Combining this new information with what I found in the GT-BE98 Pro’s process history, I decided to disable this feature on my Hubitat C-8 and see what happens.
- I am no longer seeing the very predictable and crippling lag spikes every 19 minutes 50 seconds!!!
- I do still see what look to be fairly common random spikes of up to 60 – 70 msec.
- Unfortunately, I have also seen spikes exceeding 1500 msec, but instead of 3 times per hour, they appear to occur randomly 2-4 times per 24 hours.
The average latency was 3.52 msec, with a minimum of 1 msec and a maximum of 74 msec. These results are for a mesh node that is approximately 18 feet from the router with no obstructions. The results for the remaining mesh nodes were very similar to these.
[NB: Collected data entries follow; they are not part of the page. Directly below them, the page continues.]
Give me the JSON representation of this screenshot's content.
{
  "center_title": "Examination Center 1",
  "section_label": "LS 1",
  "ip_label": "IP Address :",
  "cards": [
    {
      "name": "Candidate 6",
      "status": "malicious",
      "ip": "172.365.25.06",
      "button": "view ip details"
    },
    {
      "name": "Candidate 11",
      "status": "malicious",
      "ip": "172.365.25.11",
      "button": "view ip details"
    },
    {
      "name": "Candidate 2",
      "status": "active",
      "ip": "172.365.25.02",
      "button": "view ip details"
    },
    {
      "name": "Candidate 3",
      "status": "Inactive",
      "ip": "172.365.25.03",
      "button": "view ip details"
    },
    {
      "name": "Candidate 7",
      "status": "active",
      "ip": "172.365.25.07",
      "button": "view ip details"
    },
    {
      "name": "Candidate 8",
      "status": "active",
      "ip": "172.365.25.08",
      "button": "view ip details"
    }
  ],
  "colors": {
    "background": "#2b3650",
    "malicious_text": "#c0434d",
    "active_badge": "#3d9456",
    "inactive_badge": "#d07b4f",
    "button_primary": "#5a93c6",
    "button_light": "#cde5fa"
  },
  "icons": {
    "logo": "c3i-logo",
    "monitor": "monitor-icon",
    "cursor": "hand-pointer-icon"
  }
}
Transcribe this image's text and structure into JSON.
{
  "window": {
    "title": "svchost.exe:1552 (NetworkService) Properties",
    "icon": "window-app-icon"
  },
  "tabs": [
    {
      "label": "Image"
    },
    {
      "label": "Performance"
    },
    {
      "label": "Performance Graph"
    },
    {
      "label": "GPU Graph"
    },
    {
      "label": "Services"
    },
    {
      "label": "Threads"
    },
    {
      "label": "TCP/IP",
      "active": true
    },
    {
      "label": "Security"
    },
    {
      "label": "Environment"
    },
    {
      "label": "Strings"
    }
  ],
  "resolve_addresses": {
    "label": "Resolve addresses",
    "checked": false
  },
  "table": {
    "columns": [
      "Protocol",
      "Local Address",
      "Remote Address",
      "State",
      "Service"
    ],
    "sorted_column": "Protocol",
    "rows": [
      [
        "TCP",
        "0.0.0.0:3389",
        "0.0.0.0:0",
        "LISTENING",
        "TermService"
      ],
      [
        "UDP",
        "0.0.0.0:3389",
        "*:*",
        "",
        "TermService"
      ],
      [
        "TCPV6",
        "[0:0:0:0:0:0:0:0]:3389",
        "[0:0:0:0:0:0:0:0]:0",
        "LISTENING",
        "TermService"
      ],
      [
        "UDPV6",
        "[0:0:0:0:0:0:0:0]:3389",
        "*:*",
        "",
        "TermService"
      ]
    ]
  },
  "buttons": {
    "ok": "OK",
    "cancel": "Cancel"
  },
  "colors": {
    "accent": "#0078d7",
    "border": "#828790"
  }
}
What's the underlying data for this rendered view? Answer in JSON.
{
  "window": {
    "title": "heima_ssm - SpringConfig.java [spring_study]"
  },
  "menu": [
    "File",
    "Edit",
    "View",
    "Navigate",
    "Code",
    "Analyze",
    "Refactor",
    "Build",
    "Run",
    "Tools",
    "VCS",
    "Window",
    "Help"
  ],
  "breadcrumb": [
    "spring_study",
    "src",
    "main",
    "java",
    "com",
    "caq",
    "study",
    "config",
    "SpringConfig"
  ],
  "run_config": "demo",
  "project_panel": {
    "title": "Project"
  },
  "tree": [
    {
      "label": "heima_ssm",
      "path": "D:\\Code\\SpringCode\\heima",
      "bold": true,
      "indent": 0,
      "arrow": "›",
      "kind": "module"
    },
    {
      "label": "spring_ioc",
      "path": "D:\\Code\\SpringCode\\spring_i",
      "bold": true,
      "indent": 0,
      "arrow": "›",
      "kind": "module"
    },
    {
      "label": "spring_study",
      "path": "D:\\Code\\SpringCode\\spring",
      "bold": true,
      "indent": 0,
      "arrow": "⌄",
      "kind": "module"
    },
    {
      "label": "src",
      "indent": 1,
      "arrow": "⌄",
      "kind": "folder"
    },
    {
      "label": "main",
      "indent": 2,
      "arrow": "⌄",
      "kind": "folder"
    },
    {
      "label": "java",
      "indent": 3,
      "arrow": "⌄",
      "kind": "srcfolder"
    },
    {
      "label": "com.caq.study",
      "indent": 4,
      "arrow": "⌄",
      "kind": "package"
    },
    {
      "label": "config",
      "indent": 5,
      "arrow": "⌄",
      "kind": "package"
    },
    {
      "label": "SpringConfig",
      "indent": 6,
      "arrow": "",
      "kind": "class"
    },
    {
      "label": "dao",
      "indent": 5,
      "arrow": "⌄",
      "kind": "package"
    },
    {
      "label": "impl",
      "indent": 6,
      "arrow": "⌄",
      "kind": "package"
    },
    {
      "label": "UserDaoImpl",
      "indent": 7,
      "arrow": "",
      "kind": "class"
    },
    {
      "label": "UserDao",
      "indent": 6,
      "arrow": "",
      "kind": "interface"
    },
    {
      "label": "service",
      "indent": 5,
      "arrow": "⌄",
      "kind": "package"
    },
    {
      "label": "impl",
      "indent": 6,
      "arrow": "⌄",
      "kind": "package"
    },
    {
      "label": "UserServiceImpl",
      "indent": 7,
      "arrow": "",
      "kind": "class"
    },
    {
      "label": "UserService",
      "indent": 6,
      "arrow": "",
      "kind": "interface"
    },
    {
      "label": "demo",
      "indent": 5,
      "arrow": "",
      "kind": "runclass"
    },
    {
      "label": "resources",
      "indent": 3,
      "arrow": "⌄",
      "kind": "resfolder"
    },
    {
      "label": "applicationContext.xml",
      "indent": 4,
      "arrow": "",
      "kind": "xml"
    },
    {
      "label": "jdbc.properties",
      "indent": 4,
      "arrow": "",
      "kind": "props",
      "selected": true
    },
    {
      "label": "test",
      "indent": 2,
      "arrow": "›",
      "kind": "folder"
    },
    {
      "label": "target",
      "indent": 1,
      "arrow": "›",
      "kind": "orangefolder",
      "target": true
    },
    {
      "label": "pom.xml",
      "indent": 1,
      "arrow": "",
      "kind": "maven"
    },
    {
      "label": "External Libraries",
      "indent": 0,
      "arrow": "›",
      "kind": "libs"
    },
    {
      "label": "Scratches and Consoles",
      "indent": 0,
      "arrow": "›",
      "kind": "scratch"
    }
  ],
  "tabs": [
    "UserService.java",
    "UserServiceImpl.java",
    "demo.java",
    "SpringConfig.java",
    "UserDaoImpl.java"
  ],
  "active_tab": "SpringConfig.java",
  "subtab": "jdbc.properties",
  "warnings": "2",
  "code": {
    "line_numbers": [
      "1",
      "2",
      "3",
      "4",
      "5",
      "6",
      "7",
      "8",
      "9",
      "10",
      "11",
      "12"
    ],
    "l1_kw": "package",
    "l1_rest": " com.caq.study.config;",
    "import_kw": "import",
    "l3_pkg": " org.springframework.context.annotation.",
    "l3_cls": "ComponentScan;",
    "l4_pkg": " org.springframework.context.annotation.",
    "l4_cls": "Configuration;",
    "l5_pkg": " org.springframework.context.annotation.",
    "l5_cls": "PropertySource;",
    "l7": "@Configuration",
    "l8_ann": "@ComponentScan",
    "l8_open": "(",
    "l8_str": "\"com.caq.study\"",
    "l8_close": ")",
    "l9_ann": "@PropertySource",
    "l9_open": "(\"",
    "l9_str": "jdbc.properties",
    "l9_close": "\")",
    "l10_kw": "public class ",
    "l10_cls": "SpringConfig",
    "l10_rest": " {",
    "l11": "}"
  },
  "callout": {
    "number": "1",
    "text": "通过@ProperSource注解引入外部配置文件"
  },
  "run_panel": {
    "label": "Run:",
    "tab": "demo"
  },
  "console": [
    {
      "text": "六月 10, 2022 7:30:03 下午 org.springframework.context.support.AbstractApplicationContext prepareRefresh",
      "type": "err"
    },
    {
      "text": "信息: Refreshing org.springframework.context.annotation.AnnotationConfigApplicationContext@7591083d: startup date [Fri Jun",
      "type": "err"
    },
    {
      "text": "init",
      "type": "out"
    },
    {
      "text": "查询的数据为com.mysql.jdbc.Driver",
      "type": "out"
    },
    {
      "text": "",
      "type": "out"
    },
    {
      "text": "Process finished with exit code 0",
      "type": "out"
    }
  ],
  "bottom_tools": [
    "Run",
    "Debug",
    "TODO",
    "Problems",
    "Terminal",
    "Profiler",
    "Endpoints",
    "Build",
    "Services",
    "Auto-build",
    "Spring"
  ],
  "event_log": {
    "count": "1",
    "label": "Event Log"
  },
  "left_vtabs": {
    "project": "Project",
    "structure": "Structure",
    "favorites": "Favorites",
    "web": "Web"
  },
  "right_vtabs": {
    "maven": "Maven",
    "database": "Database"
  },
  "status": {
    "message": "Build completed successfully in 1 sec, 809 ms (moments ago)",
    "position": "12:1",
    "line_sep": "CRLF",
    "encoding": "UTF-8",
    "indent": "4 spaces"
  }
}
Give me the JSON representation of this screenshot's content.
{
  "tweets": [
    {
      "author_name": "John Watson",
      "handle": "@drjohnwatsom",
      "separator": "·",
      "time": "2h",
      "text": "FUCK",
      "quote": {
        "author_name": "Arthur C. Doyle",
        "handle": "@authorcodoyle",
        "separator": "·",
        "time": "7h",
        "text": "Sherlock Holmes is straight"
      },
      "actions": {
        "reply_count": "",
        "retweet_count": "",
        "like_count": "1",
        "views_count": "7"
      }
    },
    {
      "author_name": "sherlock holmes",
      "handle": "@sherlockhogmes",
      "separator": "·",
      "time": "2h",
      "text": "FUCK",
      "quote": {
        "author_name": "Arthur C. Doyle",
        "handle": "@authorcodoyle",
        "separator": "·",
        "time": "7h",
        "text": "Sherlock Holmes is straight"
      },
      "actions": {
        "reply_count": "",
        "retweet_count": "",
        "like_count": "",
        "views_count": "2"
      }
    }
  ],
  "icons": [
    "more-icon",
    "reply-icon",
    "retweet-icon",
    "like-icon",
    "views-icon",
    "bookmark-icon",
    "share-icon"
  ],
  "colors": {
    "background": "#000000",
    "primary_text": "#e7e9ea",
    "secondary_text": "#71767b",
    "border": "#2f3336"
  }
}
The lag spikes for all three nodes appeared to occur at the same time.
Open Questions:
- What is considered an acceptable/normal amount of wireless latency? At what point should the above spikes be considered unacceptable? I have an idea of what those values should be, but I’d like to know if there is an accepted standard.
- I need to further investigate the remaining random, large (>1500 msec) lag spikes. These 2-4 large spikes per day do not look like the spikes that were eliminated. The predictable spikes would typically have a couple of elevated measurements on either side of the large spike. These remaining spikes do not. They look like a single packet was lost in the middle of otherwise nominal performance.
- Why did the mDNS storm caused by my Hubitat C-8 only affect clients connected (wired & wireless) to a mesh node and not clients connected (wired & wireless) directly to the main router? Did the mDNS storm identify a weakness in the AiMesh Wireless Backhaul implementation?